Marie Madeleine was part of this vital, energetic movement and the Faithful Companions of Jesus were one of these new groups. From its beginnings in 1820 in Amiens, France, they now live and minister in fifteen countries and have worked on every continent.
When the Society began in 1820, Marie Madeleine was thirty-eight years of age and there were another thirty-eight years of life before her. The first half of her life had been spent as daughter, wife and widowed mother; the second half was spent as an apostolic religious, the joyful messenger of Jesus Christ, striving by every means in her power to make him known and loved.
A Beautiful Name is claimed
Between the beginning of the Society in 1820 and her death in 1858, Marie Madeleine travelled extensively, establishing communities in several French dioceses, in Savoy, in England, Switzerland and Ireland. She twice visited Rome, in 1826 and 1837, seeking approval of the fledgling Society. Amidst much opposition, especially from the Jesuits, she received Papal approbation and approval of the name, Faithful Companions of Jesus from Pope Leo XII in 1826. On her return to Rome in 1837, Gregory XVI said to her in conversation:
You have a beautiful name but you must accept the consequences and as Companions of Jesus suffer with him.
Pope Gregory XVI
Later in life
In later life the words Courage and Confidence were always on Marie Madeleine’s lips, a motto she had learned through experience; not only in the face of death and widowhood and the challenge of bringing up her son alone, but also in the face of opposition and persecution in the development of the Society.
Say to each one courage, courage and confidence. That is all that is necessary, she wrote to Mother Maria Lebesque in 1830. Courage and confidence, but above all great confidence was a variation on the theme which appears in almost every personal letter she wrote. Clearly it was a prayerful wish she offered others.
To each and everyone Marie Madeleine still says: Courage and confidence, knowing that we in our turn are called to make a difference in the world.
In her Memoirs, Marie Madeleine writes that she gives the details of the experiences leading to the foundation of the Society in order
Her death, Paris, Easter Monday April 5th 1858
On Easter Sunday, the day before her death, Marie Madeleine was visited by Léon de Bonnault, one of her grandsons.

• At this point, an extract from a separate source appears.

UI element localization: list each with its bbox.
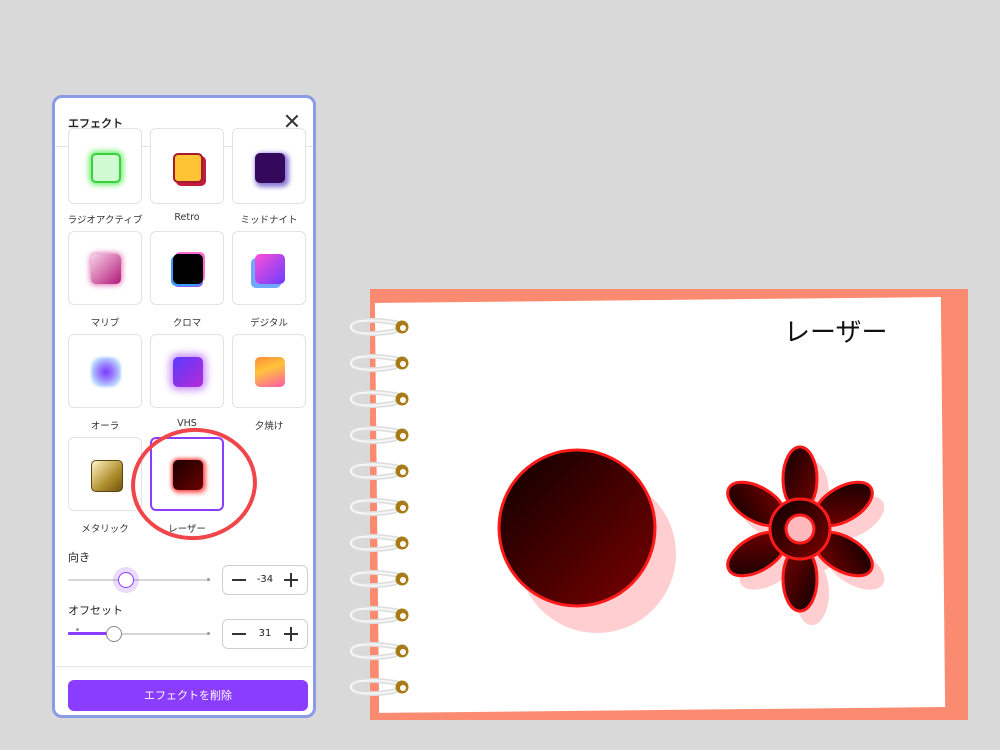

On Easter Monday, lovingly surrounded by her sisters– the members of her still young Society — Marie Madeleine died. Marie Madeleine was buried in the little cemetery attached to the orphanage she had founded at Gentilly in the southwest of Paris.

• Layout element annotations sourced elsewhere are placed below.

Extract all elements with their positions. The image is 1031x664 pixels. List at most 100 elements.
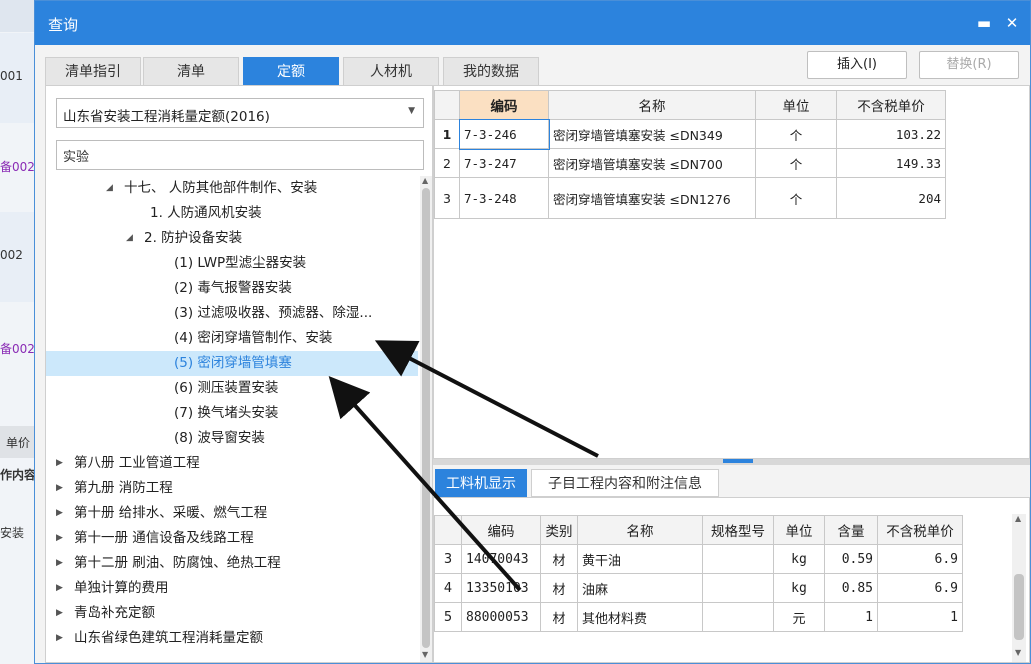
name-cell[interactable]: 密闭穿墙管填塞安装 ≤DN349 (548, 119, 756, 149)
type-cell[interactable]: 材 (540, 544, 578, 574)
tab-my-data[interactable]: 我的数据 (443, 57, 539, 85)
price-cell[interactable]: 1 (877, 602, 963, 632)
tab-work-content[interactable]: 子目工程内容和附注信息 (531, 469, 719, 497)
expand-arrow-icon[interactable]: ▶ (56, 626, 63, 651)
spec-cell[interactable] (702, 602, 774, 632)
col-price[interactable]: 不含税单价 (877, 515, 963, 545)
col-price[interactable]: 不含税单价 (836, 90, 946, 120)
insert-button[interactable]: 插入(I) (807, 51, 907, 79)
search-input[interactable] (56, 140, 424, 170)
price-cell[interactable]: 6.9 (877, 573, 963, 603)
scroll-down-icon[interactable]: ▼ (1015, 648, 1021, 657)
tree-item[interactable]: ▶ 山东省绿色建筑工程消耗量定额 (46, 626, 418, 651)
table-row[interactable]: 5 88000053 材其他材料费元 1 1 (434, 602, 963, 632)
tree-item[interactable]: ▶ 单独计算的费用 (46, 576, 418, 601)
scroll-up-icon[interactable]: ▲ (1015, 514, 1021, 523)
spec-cell[interactable] (702, 573, 774, 603)
unit-cell[interactable]: kg (773, 544, 825, 574)
unit-cell[interactable]: 个 (755, 177, 837, 219)
name-cell[interactable]: 密闭穿墙管填塞安装 ≤DN1276 (548, 177, 756, 219)
price-cell[interactable]: 204 (836, 177, 946, 219)
qty-cell[interactable]: 1 (824, 602, 878, 632)
code-cell[interactable]: 7-3-247 (459, 148, 549, 178)
table-row[interactable]: 3 7-3-248 密闭穿墙管填塞安装 ≤DN1276 个 204 (434, 177, 946, 219)
replace-button[interactable]: 替换(R) (919, 51, 1019, 79)
price-cell[interactable]: 6.9 (877, 544, 963, 574)
minimize-icon[interactable]: ▬ (971, 11, 997, 35)
chevron-down-icon[interactable]: ▼ (408, 106, 415, 116)
unit-cell[interactable]: kg (773, 573, 825, 603)
type-cell[interactable]: 材 (540, 573, 578, 603)
code-cell[interactable]: 7-3-248 (459, 177, 549, 219)
code-cell[interactable]: 7-3-246 (458, 118, 550, 150)
close-icon[interactable]: ✕ (999, 11, 1025, 35)
table-row[interactable]: 2 7-3-247 密闭穿墙管填塞安装 ≤DN700 个 149.33 (434, 148, 946, 178)
collapse-arrow-icon[interactable]: ◢ (126, 226, 133, 251)
name-cell[interactable]: 其他材料费 (577, 602, 703, 632)
material-scrollbar[interactable]: ▲ ▼ (1012, 514, 1026, 662)
col-unit[interactable]: 单位 (773, 515, 825, 545)
unit-cell[interactable]: 个 (755, 119, 837, 149)
tree-item[interactable]: ▶ 第十一册 通信设备及线路工程 (46, 526, 418, 551)
tree-item[interactable]: ▶ 第八册 工业管道工程 (46, 451, 418, 476)
table-row[interactable]: 1 7-3-246 密闭穿墙管填塞安装 ≤DN349 个 103.22 (434, 118, 946, 150)
price-cell[interactable]: 149.33 (836, 148, 946, 178)
title-bar[interactable]: 查询 ▬ ✕ (35, 1, 1030, 45)
tree-item[interactable]: 1. 人防通风机安装 (46, 201, 418, 226)
table-row[interactable]: 4 13350103 材油麻 kg 0.85 6.9 (434, 573, 963, 603)
name-cell[interactable]: 油麻 (577, 573, 703, 603)
tree-item[interactable]: ◢ 2. 防护设备安装 (46, 226, 418, 251)
unit-cell[interactable]: 元 (773, 602, 825, 632)
tree-item[interactable]: ▶ 第十册 给排水、采暖、燃气工程 (46, 501, 418, 526)
tree-item[interactable]: (2) 毒气报警器安装 (46, 276, 418, 301)
scroll-down-icon[interactable]: ▼ (422, 650, 428, 659)
tree-item[interactable]: (8) 波导窗安装 (46, 426, 418, 451)
tree-item[interactable]: (3) 过滤吸收器、预滤器、除湿... (46, 301, 418, 326)
qty-cell[interactable]: 0.85 (824, 573, 878, 603)
col-name[interactable]: 名称 (548, 90, 756, 120)
scroll-up-icon[interactable]: ▲ (422, 176, 428, 185)
tree-item[interactable]: ▶ 青岛补充定额 (46, 601, 418, 626)
expand-arrow-icon[interactable]: ▶ (56, 601, 63, 626)
code-cell[interactable]: 14070043 (461, 544, 541, 574)
tab-bill[interactable]: 清单 (143, 57, 239, 85)
unit-cell[interactable]: 个 (755, 148, 837, 178)
expand-arrow-icon[interactable]: ▶ (56, 501, 63, 526)
col-spec[interactable]: 规格型号 (702, 515, 774, 545)
spec-cell[interactable] (702, 544, 774, 574)
expand-arrow-icon[interactable]: ▶ (56, 451, 63, 476)
col-qty[interactable]: 含量 (824, 515, 878, 545)
tab-bill-guide[interactable]: 清单指引 (45, 57, 141, 85)
col-unit[interactable]: 单位 (755, 90, 837, 120)
tree-item[interactable]: ◢ 十七、 人防其他部件制作、安装 (46, 176, 418, 201)
code-cell[interactable]: 13350103 (461, 573, 541, 603)
scrollbar-thumb[interactable] (422, 188, 430, 648)
tree-item[interactable]: (1) LWP型滤尘器安装 (46, 251, 418, 276)
tree-scrollbar[interactable]: ▲ ▼ (420, 176, 432, 662)
tab-material-display[interactable]: 工料机显示 (435, 469, 527, 497)
expand-arrow-icon[interactable]: ▶ (56, 476, 63, 501)
name-cell[interactable]: 黄干油 (577, 544, 703, 574)
tree-item[interactable]: ▶ 第十二册 刷油、防腐蚀、绝热工程 (46, 551, 418, 576)
name-cell[interactable]: 密闭穿墙管填塞安装 ≤DN700 (548, 148, 756, 178)
collapse-arrow-icon[interactable]: ◢ (106, 176, 113, 201)
tree-item[interactable]: ▶ 第九册 消防工程 (46, 476, 418, 501)
tree-item[interactable]: (4) 密闭穿墙管制作、安装 (46, 326, 418, 351)
col-code[interactable]: 编码 (459, 90, 549, 120)
scrollbar-thumb[interactable] (1014, 574, 1024, 640)
tab-quota[interactable]: 定额 (243, 57, 339, 85)
table-row[interactable]: 3 14070043 材黄干油 kg 0.59 6.9 (434, 544, 963, 574)
tab-labor-material[interactable]: 人材机 (343, 57, 439, 85)
price-cell[interactable]: 103.22 (836, 119, 946, 149)
tree-item[interactable]: (7) 换气堵头安装 (46, 401, 418, 426)
expand-arrow-icon[interactable]: ▶ (56, 526, 63, 551)
expand-arrow-icon[interactable]: ▶ (56, 551, 63, 576)
expand-arrow-icon[interactable]: ▶ (56, 576, 63, 601)
col-name[interactable]: 名称 (577, 515, 703, 545)
col-code[interactable]: 编码 (461, 515, 541, 545)
code-cell[interactable]: 88000053 (461, 602, 541, 632)
library-select[interactable]: 山东省安装工程消耗量定额(2016) ▼ (56, 98, 424, 128)
splitter-handle[interactable] (723, 459, 753, 463)
tree-item[interactable]: (5) 密闭穿墙管填塞 (46, 351, 418, 376)
qty-cell[interactable]: 0.59 (824, 544, 878, 574)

Her body remained at Gentilly until 1904. Then, because of anti-clericalism in France and the subsequent suppression of religious houses, it was taken, with full permission of the civil and ecclesiastical authorities, to Upton Hall Convent FCJ, near Birkenhead in England.
There it remained until June 1980 when it was moved once more, this time at the request of the postulator of the Cause of her Beatification and Canonization. Marie Madeleine’s body was interred in the chapel at Stella Maris Convent FCJ, Broadstairs, England.
One last journey awaited her. In September 2012 her remains were moved a final time to the Church of St. Dominic in Paris, in the very neighbourhood in which she had lived and died. More…
Marie Madeleine had declared that she counted for nothing in the foundation of the Society, but at the time of her death, amidst the sorrow of her sisters, there was rejoicing and gratitude for the way she had so deeply collaborated with the desire of God for her life’s mission.
The gratitude and the joy remain ours today!